Gideon regarded me. “Remember what I said about them not caring that you’re innocent.” He vanished as I heard the far door to the cell wing open.


“Why don’t you stop treating me like the enemy?” Aaron said.

I slumped in the metal chair. It was uncomfortable and wasn’t helping my mood.

Neither was Aaron. I didn’t know what was worse, Aaron pretending he was clueless or the seemingly good cop act. I figure it was fifty-fifty.

“Kincaid, please tell me what you were doing at Max’s. I’m on your side—”

Did Aaron really think I was that stupid? Or was it for show? I turned to the one-way mirror and gave it a good long look. I knew it’d make every last one of them squirm.

“How’s Morgan doing? You know, your new practitioner? I’d have thought you would have brought her in to question me.” Okay, that was low, even for me, but I was near my breaking point.

Aaron hazarded a glance at the mirror. Subtle, but I was watching for it. Did they know she was missing? Or had someone figured out she was involved and Aaron didn’t want them to know he was connected to her? “Like I told you, she volunteered information about the case.”

“And I have a fantastic bag of magic beans for sale, if you’re interested.”

There was a rap at the door. Warning number one. Aaron was supposed to keep things professional. Let’s see how long we could go before the captain burst in.

“Maybe you can help me with a little bet I have,” I said.

Aaron sat back and crossed his arms.

“See, most people bet you dumped me to save your job. Understandable. Nate, on the other hand, figures you’re not that bad, but he wouldn’t know a normal relationship if it hit him over the head with a guitar.”

“Is there a point to this?”

“Not really, but let me finish. I figure the truth is a little more complicated. I figure you just think I’m too stupid to realize when I’m being screwed.”
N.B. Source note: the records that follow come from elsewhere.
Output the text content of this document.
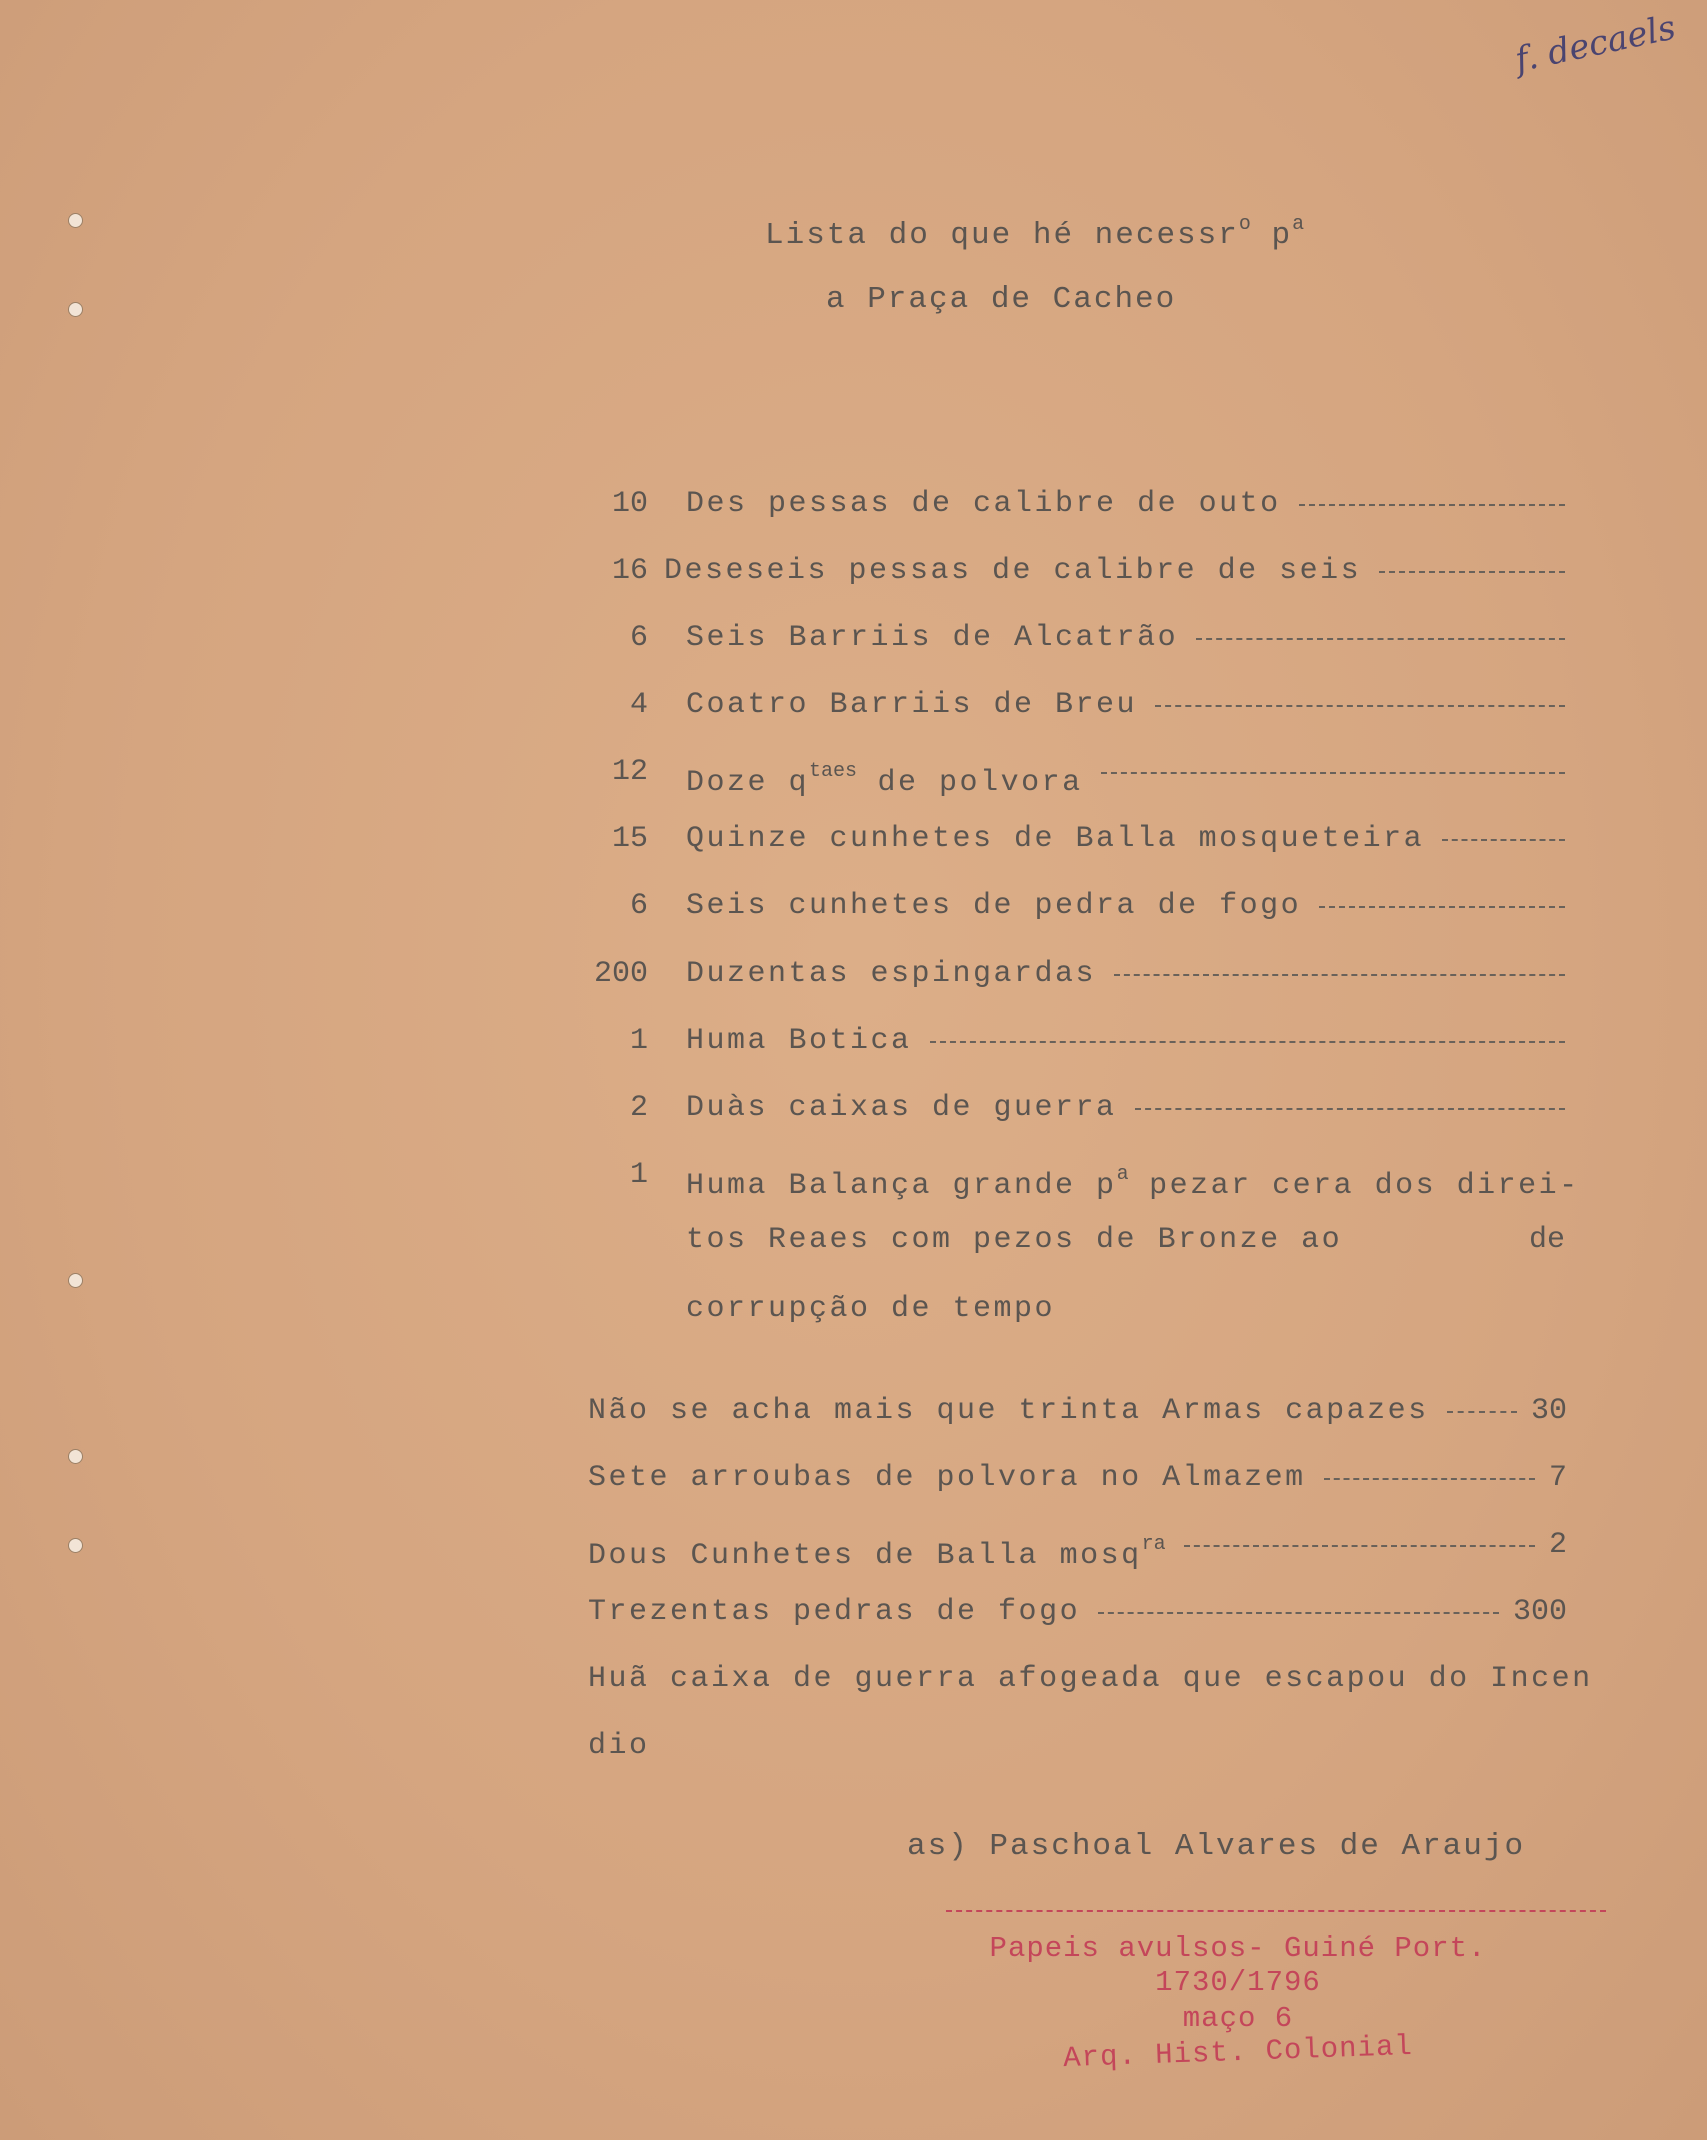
f. decaels
Lista do que hé necessr$^o$ $p^a$
a Praça de Cacheo
10 Des pessas de calibre de outo
16 Deseseis pessas de calibre de seis
6 Seis Barriis de Alcatrão
4 Coatro Barriis de Breu
12 Doze $q^{taes}$ de polvora
15 Quinze cunhetes de Balla mosqueteira
6 Seis cunhetes de pedra de fogo
200 Duzentas espingardas
1 Huma Botica
2 Duàs caixas de guerra
1 Huma Balança grande $p^a$ pezar cera dos direi-
tos Reaes com pezos de Bronze ao	de
corrupção de tempo
Não se acha mais que trinta Armas capazes	30
Sete arroubas de polvora no Almazem	7
Dous Cunhetes de Balla mosq$^{ra}$	2
Trezentas pedras de fogo	300
Huã caixa de guerra afogeada que escapou do Incen
dio
as) Paschoal Alvares de Araujo
Papeis avulsos- Guiné Port.
1730/1796
maço 6
Arq. Hist. Colonial
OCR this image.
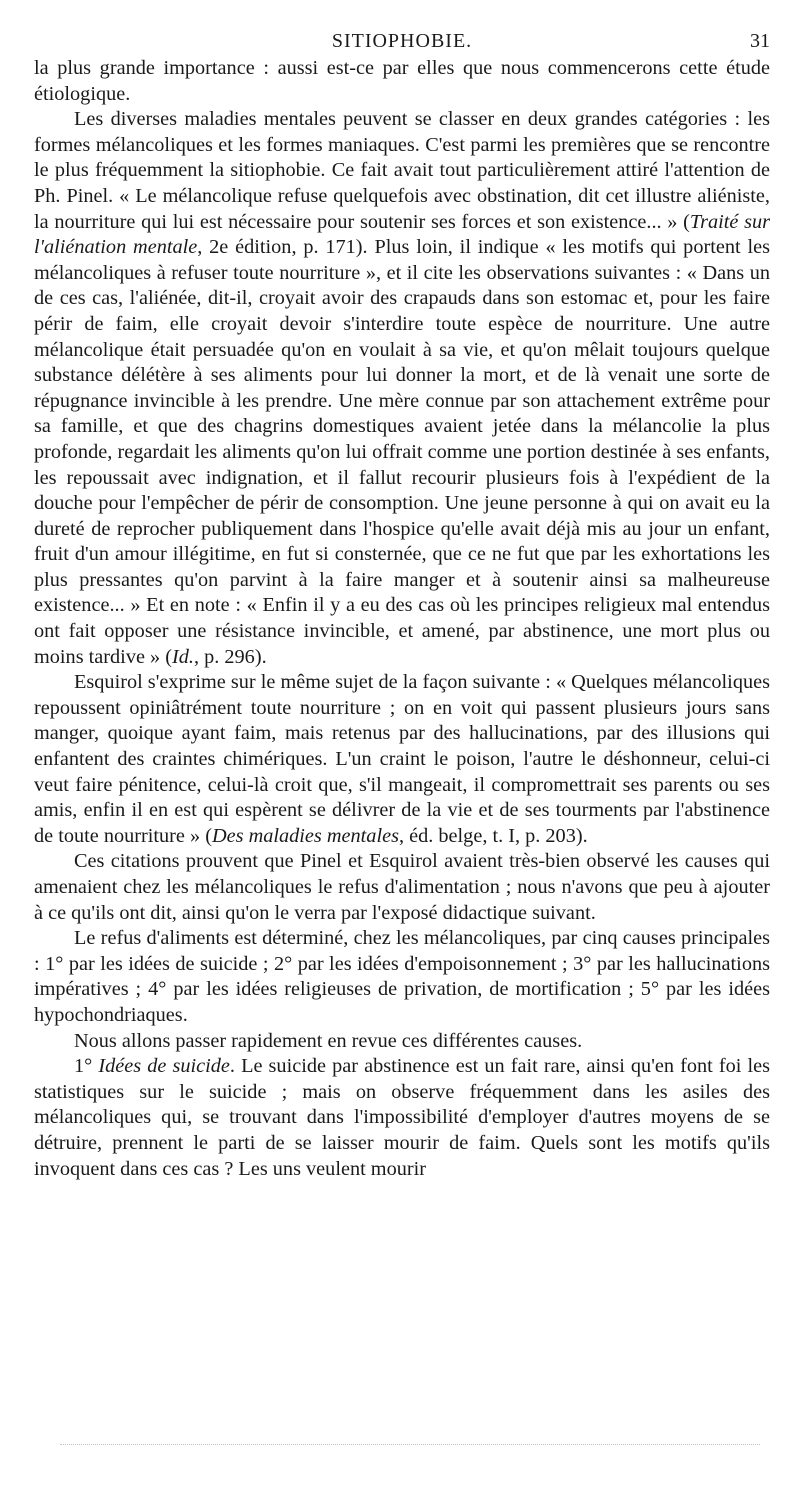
SITIOPHOBIE.	31

la plus grande importance : aussi est-ce par elles que nous commencerons cette étude étiologique.

Les diverses maladies mentales peuvent se classer en deux grandes catégories : les formes mélancoliques et les formes maniaques. C'est parmi les premières que se rencontre le plus fréquemment la sitiophobie. Ce fait avait tout particulièrement attiré l'attention de Ph. Pinel. « Le mélancolique refuse quelquefois avec obstination, dit cet illustre aliéniste, la nourriture qui lui est nécessaire pour soutenir ses forces et son existence... » (Traité sur l'aliénation mentale, 2e édition, p. 171). Plus loin, il indique « les motifs qui portent les mélancoliques à refuser toute nourriture », et il cite les observations suivantes : « Dans un de ces cas, l'aliénée, dit-il, croyait avoir des crapauds dans son estomac et, pour les faire périr de faim, elle croyait devoir s'interdire toute espèce de nourriture. Une autre mélancolique était persuadée qu'on en voulait à sa vie, et qu'on mêlait toujours quelque substance délétère à ses aliments pour lui donner la mort, et de là venait une sorte de répugnance invincible à les prendre. Une mère connue par son attachement extrême pour sa famille, et que des chagrins domestiques avaient jetée dans la mélancolie la plus profonde, regardait les aliments qu'on lui offrait comme une portion destinée à ses enfants, les repoussait avec indignation, et il fallut recourir plusieurs fois à l'expédient de la douche pour l'empêcher de périr de consomption. Une jeune personne à qui on avait eu la dureté de reprocher publiquement dans l'hospice qu'elle avait déjà mis au jour un enfant, fruit d'un amour illégitime, en fut si consternée, que ce ne fut que par les exhortations les plus pressantes qu'on parvint à la faire manger et à soutenir ainsi sa malheureuse existence... » Et en note : « Enfin il y a eu des cas où les principes religieux mal entendus ont fait opposer une résistance invincible, et amené, par abstinence, une mort plus ou moins tardive » (Id., p. 296).

Esquirol s'exprime sur le même sujet de la façon suivante : « Quelques mélancoliques repoussent opiniâtrément toute nourriture ; on en voit qui passent plusieurs jours sans manger, quoique ayant faim, mais retenus par des hallucinations, par des illusions qui enfantent des craintes chimériques. L'un craint le poison, l'autre le déshonneur, celui-ci veut faire pénitence, celui-là croit que, s'il mangeait, il compromettrait ses parents ou ses amis, enfin il en est qui espèrent se délivrer de la vie et de ses tourments par l'abstinence de toute nourriture » (Des maladies mentales, éd. belge, t. I, p. 203).

Ces citations prouvent que Pinel et Esquirol avaient très-bien observé les causes qui amenaient chez les mélancoliques le refus d'alimentation ; nous n'avons que peu à ajouter à ce qu'ils ont dit, ainsi qu'on le verra par l'exposé didactique suivant.

Le refus d'aliments est déterminé, chez les mélancoliques, par cinq causes principales : 1° par les idées de suicide ; 2° par les idées d'empoisonnement ; 3° par les hallucinations impératives ; 4° par les idées religieuses de privation, de mortification ; 5° par les idées hypochondriaques.

Nous allons passer rapidement en revue ces différentes causes.

1° Idées de suicide. Le suicide par abstinence est un fait rare, ainsi qu'en font foi les statistiques sur le suicide ; mais on observe fréquemment dans les asiles des mélancoliques qui, se trouvant dans l'impossibilité d'employer d'autres moyens de se détruire, prennent le parti de se laisser mourir de faim. Quels sont les motifs qu'ils invoquent dans ces cas ? Les uns veulent mourir
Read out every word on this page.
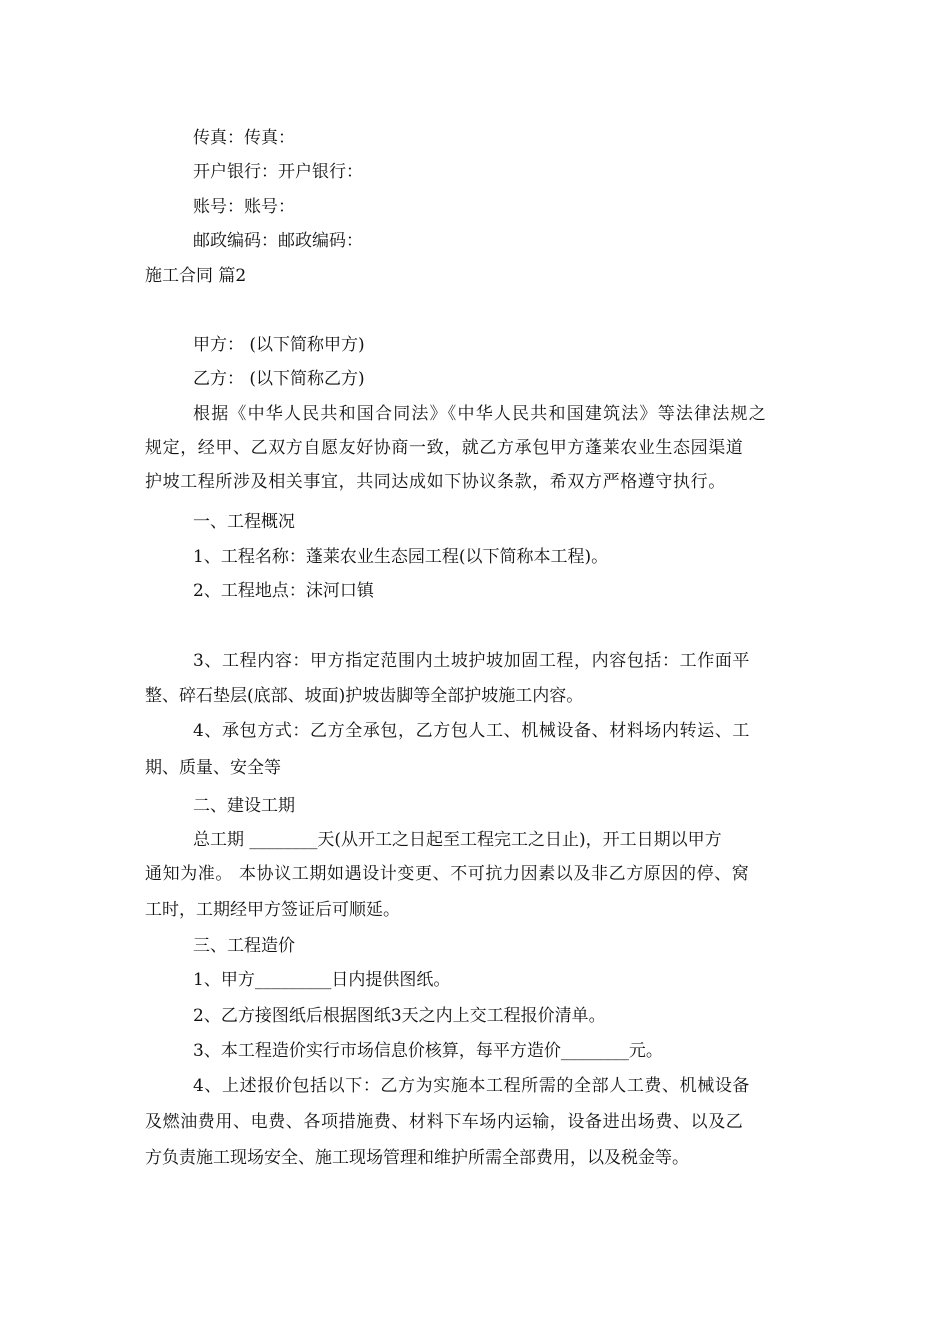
传真：传真：
开户银行：开户银行：
账号：账号：
邮政编码：邮政编码：
施工合同 篇2
甲方： (以下简称甲方)
乙方： (以下简称乙方)
根据《中华人民共和国合同法》《中华人民共和国建筑法》等法律法规之
规定，经甲、乙双方自愿友好协商一致，就乙方承包甲方蓬莱农业生态园渠道
护坡工程所涉及相关事宜，共同达成如下协议条款，希双方严格遵守执行。
一、工程概况
1、工程名称：蓬莱农业生态园工程(以下简称本工程)。
2、工程地点：沫河口镇
3、工程内容：甲方指定范围内土坡护坡加固工程，内容包括：工作面平
整、碎石垫层(底部、坡面)护坡齿脚等全部护坡施工内容。
4、承包方式：乙方全承包，乙方包人工、机械设备、材料场内转运、工
期、质量、安全等
二、建设工期
总工期 ________天(从开工之日起至工程完工之日止)，开工日期以甲方
通知为准。 本协议工期如遇设计变更、不可抗力因素以及非乙方原因的停、窝
工时，工期经甲方签证后可顺延。
三、工程造价
1、甲方_________日内提供图纸。
2、乙方接图纸后根据图纸3天之内上交工程报价清单。
3、本工程造价实行市场信息价核算，每平方造价________元。
4、上述报价包括以下：乙方为实施本工程所需的全部人工费、机械设备
及燃油费用、电费、各项措施费、材料下车场内运输，设备进出场费、以及乙
方负责施工现场安全、施工现场管理和维护所需全部费用，以及税金等。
Aaron’s hands clenched on the table. “I’ve tried, I’ve really tried, Kincaid. I don’t deserve this.”

Knock number two…

Aaron’s eyes narrowed as he got his composure back. “There was another murder. Same MO. Two people were seen running from the scene. You wouldn’t know anything about that, would you?”

I did my best to look surprised.

The door opened. I watched Aaron bristle as Sarah waved him out. He didn’t so much as shoot me a glance as he left.

To my surprise, it wasn’t Sarah who came next. It was Captain Marks, carrying a large folder.

I’d never seen the man in person. He was smaller and less intimidating than he seemed on TV. He sat down and watched me for a few moments.